St. Enoch Church, built in 1780, and the St. Enoch terminus both, in a way, owe their names to Kentigern. St. Enoch is a name you will not find in the hierarchy of saints. There was never any such person, the name being merely a corruption of that of Thenewth, the mother of Kentigern.
The Cathedral itself is dedicated to Kentigern, under the pet name given him by St. Serf.
THE CATHEDRAL
St. Mungo’s Cathedral, standing on the site where, by the “Glas-coed,” or “dark wood” of the original settlement, the saint erected his wooden mission church some thirteen hundred and fifty years ago, is the successor of several buildings that have been erected on the spot, and in its present form dates from what we are accustomed to style the Early English period of the mid-thirteenth century. It consists of nave, 155 feet in length, and choir of 97 feet; with aisles, Lady Chapel, and Chapter House; while the crypt beneath the choir is one of the most striking features of the building.
Occupying the highest point in Glasgow, the Cathedral was in olden days in midst of very beautiful scenery, but in these times it is surrounded by the poorest quarters and although it commands views of some extent, they are only of roofs and chimneys and of the once pretty hillside now thickly set with the larger or smaller monuments of the cemetery called the “Necropolis.” The old Molendinar Burn that ran in the hollow between the Cathedral and that crowded Golgotha was long ago covered up and its course converted into a road spanned by the bridge leading into the cemetery, called the “Bridge of Sighs.” Prominent above all other monuments on that stricken hill is the tall column crowned by an effigy of John Knox. The Cathedral Yard itself is a dismal place. There, forming a close paving, are the memorials of many of Glasgow’s departed citizens: the stones broken and mangy: merchants jostling cock-lairds and dunghill squires with their heraldic achievements weathered in most cases almost beyond recognition; and one of those ferocious denunciatory Covenanters’ monuments with which every visitor to Scotland soon becomes familiar.
They’ll know, at Resurrection Day,
To murder Saints was no sweet play.
So runs the savage rhyme.
The Cathedral, in common with other such ecclesiastical buildings in Scotland, is maintained by the Office of Works, and is opened at ten o’clock in the morning by an uniformed official.
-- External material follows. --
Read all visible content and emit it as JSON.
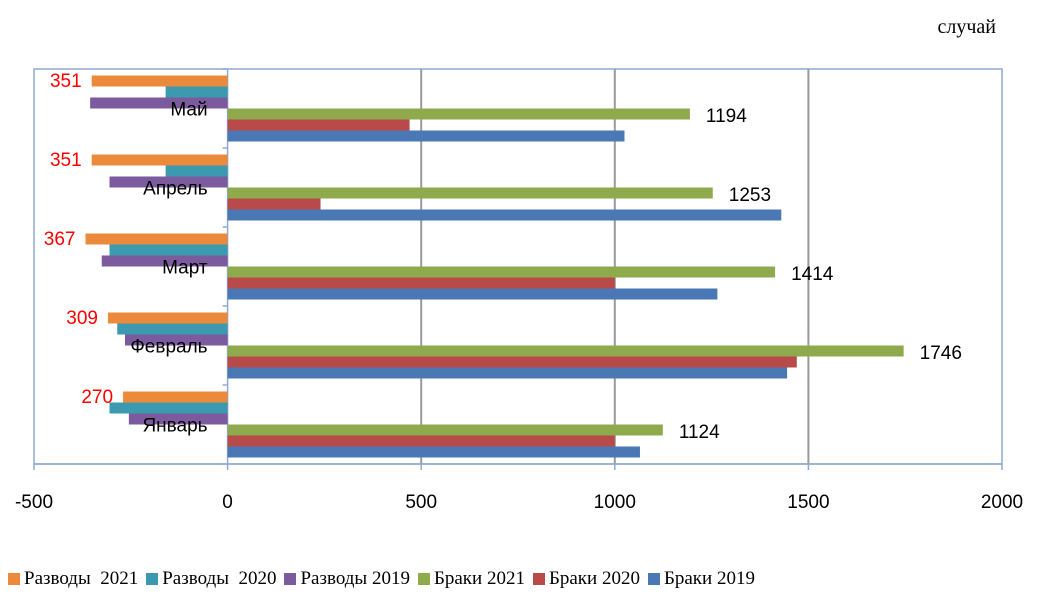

It is black without and extremely dark within: the crypt, by reason of the darkness and the maze of pillars, being a place wherein the stranger is reduced to groping his way about. In short, a building of exquisite beauty, but dank and dark to a degree. A great deal of this darkness is caused by the bad, semi-opaque, highly coloured heraldic and other stained glass inserted half a century ago.
Glasgow has ever been proud of its Cathedral. Sir Walter Scott echoes this attitude in “Rob Roy,” where he makes Andrew Fairservice say: “A brave kirk—nane o’ yer whigmaleeries and curliewurlies and opensteek hems about it—a’ solid, weel-jointed mason-wark, that will stand as lang as the warld, keep hands and gunpowther aff it.”